Et comme nous le montre religiondigital.org (https://www.religiondigital.org/vaticano/audiencia-antisemitismo-dialogo-religiones-nostra-aetate_0_2829617019.html), cela va dans le sens du pape Léon XIV qui a déclaré mardi que l'Église catholique «rejette toutes les formes de discrimination ou de harcèlement fondées sur la race, la couleur, le statut ou la religion» et «l'antisémitisme», lors d'un événement réunissant des représentants de diverses religions pour marquer le 60e anniversaire de la déclaration «Nostra Aetate» qui a promu le dialogue et le respect entre les religions, «reste d’une grande actualité» et a rappelé qu’il «prend une position ferme contre toutes les formes d’antisémitisme». «Soixante ans plus tard, le message reste plus urgent que jamais», a-t-il souligné lors de la rencontre dans la salle Paul VI au Vatican, et a décrit la publication du document comme «une graine d’espoir pour le dialogue interreligieux». Le pape Léon XIV a rappelé aussi que l’Église catholique promeut l’unité et l’amour entre les hommes et les femmes, ainsi qu’entre les nations.
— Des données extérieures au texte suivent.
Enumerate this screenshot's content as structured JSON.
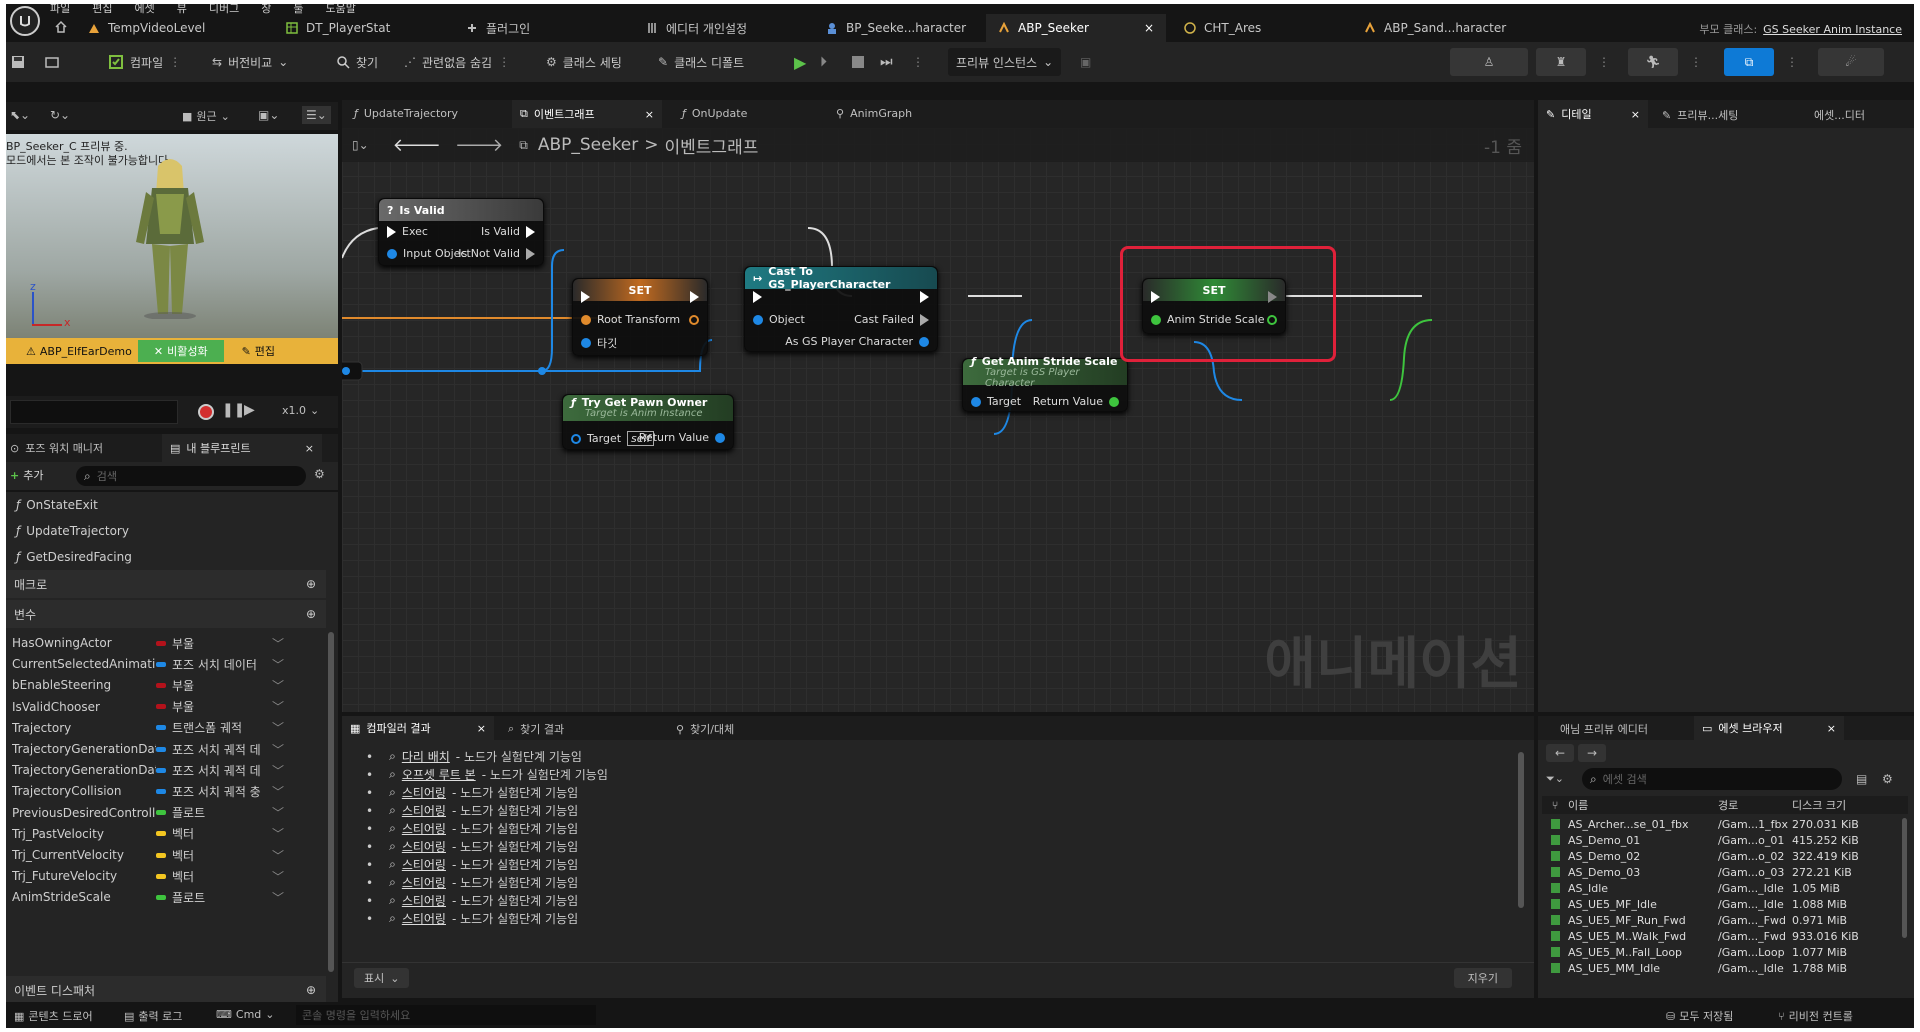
{
  "menu": [
    "파일",
    "편집",
    "에셋",
    "뷰",
    "디버그",
    "창",
    "툴",
    "도움말"
  ],
  "tabs": [
    {
      "label": "TempVideoLevel"
    },
    {
      "label": "DT_PlayerStat"
    },
    {
      "label": "플러그인"
    },
    {
      "label": "에디터 개인설정"
    },
    {
      "label": "BP_Seeke...haracter"
    },
    {
      "label": "ABP_Seeker",
      "close": "×"
    },
    {
      "label": "CHT_Ares"
    },
    {
      "label": "ABP_Sand...haracter"
    }
  ],
  "parent_class": {
    "label": "부모 클래스:",
    "value": "GS Seeker Anim Instance"
  },
  "toolbar": {
    "compile": "컴파일",
    "diff": "버전비교",
    "find": "찾기",
    "hide": "관련없음 숨김",
    "class_settings": "클래스 세팅",
    "class_defaults": "클래스 디폴트",
    "preview_instance": "프리뷰 인스턴스"
  },
  "graph_tabs": [
    {
      "label": "UpdateTrajectory"
    },
    {
      "label": "이벤트그래프",
      "close": "×"
    },
    {
      "label": "OnUpdate"
    },
    {
      "label": "AnimGraph"
    }
  ],
  "right_tabs": [
    {
      "label": "디테일",
      "close": "×"
    },
    {
      "label": "프리뷰...세팅"
    },
    {
      "label": "에셋...디터"
    }
  ],
  "breadcrumb": {
    "root": "ABP_Seeker",
    "sep": ">",
    "current": "이벤트그래프",
    "zoom": "-1 줌"
  },
  "viewport": {
    "text1": "BP_Seeker_C 프리뷰 중.",
    "text2": "모드에서는 본 조작이 불가능합니다.",
    "axis_z": "z",
    "axis_x": "x",
    "bar_left": "ABP_ElfEarDemo",
    "bar_mid": "비활성화",
    "bar_right": "편집",
    "speed": "x1.0",
    "btn_perspective": "원근"
  },
  "left_tabs": {
    "pose": "포즈 워치 매니저",
    "bp": "내 블루프린트",
    "close": "×"
  },
  "left_add": "추가",
  "left_search_placeholder": "검색",
  "functions": [
    "OnStateExit",
    "UpdateTrajectory",
    "GetDesiredFacing"
  ],
  "sections": {
    "macro": "매크로",
    "variables": "변수",
    "dispatchers": "이벤트 디스패처"
  },
  "variables": [
    {
      "name": "HasOwningActor",
      "type": "부울",
      "color": "#b3121b"
    },
    {
      "name": "CurrentSelectedAnimation",
      "type": "포즈 서치 데이터",
      "color": "#1e88e5"
    },
    {
      "name": "bEnableSteering",
      "type": "부울",
      "color": "#b3121b"
    },
    {
      "name": "IsValidChooser",
      "type": "부울",
      "color": "#b3121b"
    },
    {
      "name": "Trajectory",
      "type": "트랜스폼 궤적",
      "color": "#1e88e5"
    },
    {
      "name": "TrajectoryGenerationData_Idl",
      "type": "포즈 서치 궤적 데",
      "color": "#1e88e5"
    },
    {
      "name": "TrajectoryGenerationData_Mc",
      "type": "포즈 서치 궤적 데",
      "color": "#1e88e5"
    },
    {
      "name": "TrajectoryCollision",
      "type": "포즈 서치 궤적 충",
      "color": "#1e88e5"
    },
    {
      "name": "PreviousDesiredControllerYa",
      "type": "플로트",
      "color": "#3ec43e"
    },
    {
      "name": "Trj_PastVelocity",
      "type": "벡터",
      "color": "#f3c621"
    },
    {
      "name": "Trj_CurrentVelocity",
      "type": "벡터",
      "color": "#f3c621"
    },
    {
      "name": "Trj_FutureVelocity",
      "type": "벡터",
      "color": "#f3c621"
    },
    {
      "name": "AnimStrideScale",
      "type": "플로트",
      "color": "#3ec43e"
    }
  ],
  "nodes": {
    "isvalid": {
      "title": "Is Valid",
      "exec": "Exec",
      "isvalid": "Is Valid",
      "input": "Input Object",
      "notvalid": "Is Not Valid"
    },
    "set1": {
      "title": "SET",
      "root": "Root Transform",
      "target": "타깃"
    },
    "cast": {
      "title": "Cast To GS_PlayerCharacter",
      "object": "Object",
      "failed": "Cast Failed",
      "as": "As GS Player Character"
    },
    "pawn": {
      "title": "Try Get Pawn Owner",
      "sub": "Target is Anim Instance",
      "target": "Target",
      "self": "self",
      "ret": "Return Value"
    },
    "getstride": {
      "title": "Get Anim Stride Scale",
      "sub": "Target is GS Player Character",
      "target": "Target",
      "ret": "Return Value"
    },
    "set2": {
      "title": "SET",
      "pin": "Anim Stride Scale"
    }
  },
  "watermark": "애니메이션",
  "bottom_tabs": [
    {
      "label": "컴파일러 결과",
      "close": "×"
    },
    {
      "label": "찾기 결과"
    },
    {
      "label": "찾기/대체"
    }
  ],
  "results": [
    {
      "node": "다리 배치",
      "msg": "- 노드가 실험단계 기능임"
    },
    {
      "node": "오프셋 루트 본",
      "msg": "- 노드가 실험단계 기능임"
    },
    {
      "node": "스티어링",
      "msg": "- 노드가 실험단계 기능임"
    },
    {
      "node": "스티어링",
      "msg": "- 노드가 실험단계 기능임"
    },
    {
      "node": "스티어링",
      "msg": "- 노드가 실험단계 기능임"
    },
    {
      "node": "스티어링",
      "msg": "- 노드가 실험단계 기능임"
    },
    {
      "node": "스티어링",
      "msg": "- 노드가 실험단계 기능임"
    },
    {
      "node": "스티어링",
      "msg": "- 노드가 실험단계 기능임"
    },
    {
      "node": "스티어링",
      "msg": "- 노드가 실험단계 기능임"
    },
    {
      "node": "스티어링",
      "msg": "- 노드가 실험단계 기능임"
    }
  ],
  "show_btn": "표시",
  "clear_btn": "지우기",
  "asset_tabs": [
    {
      "label": "애님 프리뷰 에디터"
    },
    {
      "label": "에셋 브라우저",
      "close": "×"
    }
  ],
  "asset_search_placeholder": "에셋 검색",
  "asset_headers": {
    "name": "이름",
    "path": "경로",
    "size": "디스크 크기"
  },
  "assets": [
    {
      "name": "AS_Archer...se_01_fbx",
      "path": "/Gam...1_fbx",
      "size": "270.031 KiB"
    },
    {
      "name": "AS_Demo_01",
      "path": "/Gam...o_01",
      "size": "415.252 KiB"
    },
    {
      "name": "AS_Demo_02",
      "path": "/Gam...o_02",
      "size": "322.419 KiB"
    },
    {
      "name": "AS_Demo_03",
      "path": "/Gam...o_03",
      "size": "272.21 KiB"
    },
    {
      "name": "AS_Idle",
      "path": "/Gam..._Idle",
      "size": "1.05 MiB"
    },
    {
      "name": "AS_UE5_MF_Idle",
      "path": "/Gam..._Idle",
      "size": "1.088 MiB"
    },
    {
      "name": "AS_UE5_MF_Run_Fwd",
      "path": "/Gam..._Fwd",
      "size": "0.971 MiB"
    },
    {
      "name": "AS_UE5_M..Walk_Fwd",
      "path": "/Gam..._Fwd",
      "size": "933.016 KiB"
    },
    {
      "name": "AS_UE5_M..Fall_Loop",
      "path": "/Gam...Loop",
      "size": "1.077 MiB"
    },
    {
      "name": "AS_UE5_MM_Idle",
      "path": "/Gam..._Idle",
      "size": "1.788 MiB"
    }
  ],
  "status": {
    "content": "콘텐츠 드로어",
    "output": "출력 로그",
    "cmd": "Cmd",
    "cmd_placeholder": "콘솔 명령을 입력하세요",
    "save_all": "모두 저장됨",
    "revision": "리비전 컨트롤"
  }
}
S’adressant aux dirigeants et représentants de diverses confessions réunis au Vatican, le pontife a souligné les relations entre les religions durant la maladie et le décès de son prédécesseur, le pape François, et a exprimé sa gratitude pour le lien «profond et stable» qu’il entretient avec les autres chefs religieux. Il a également souligné la responsabilité des dirigeants d'aider leur peuple «à se libérer des chaînes des préjugés, de la colère et de la haine; à surmonter l'égoïsme et la cupidité; et à éveiller en chacun son sens de l'humanité et du sacré».
Merci !
/image%2F0550723%2F20150910%2Fob_d8078e_jesus-001.jpg)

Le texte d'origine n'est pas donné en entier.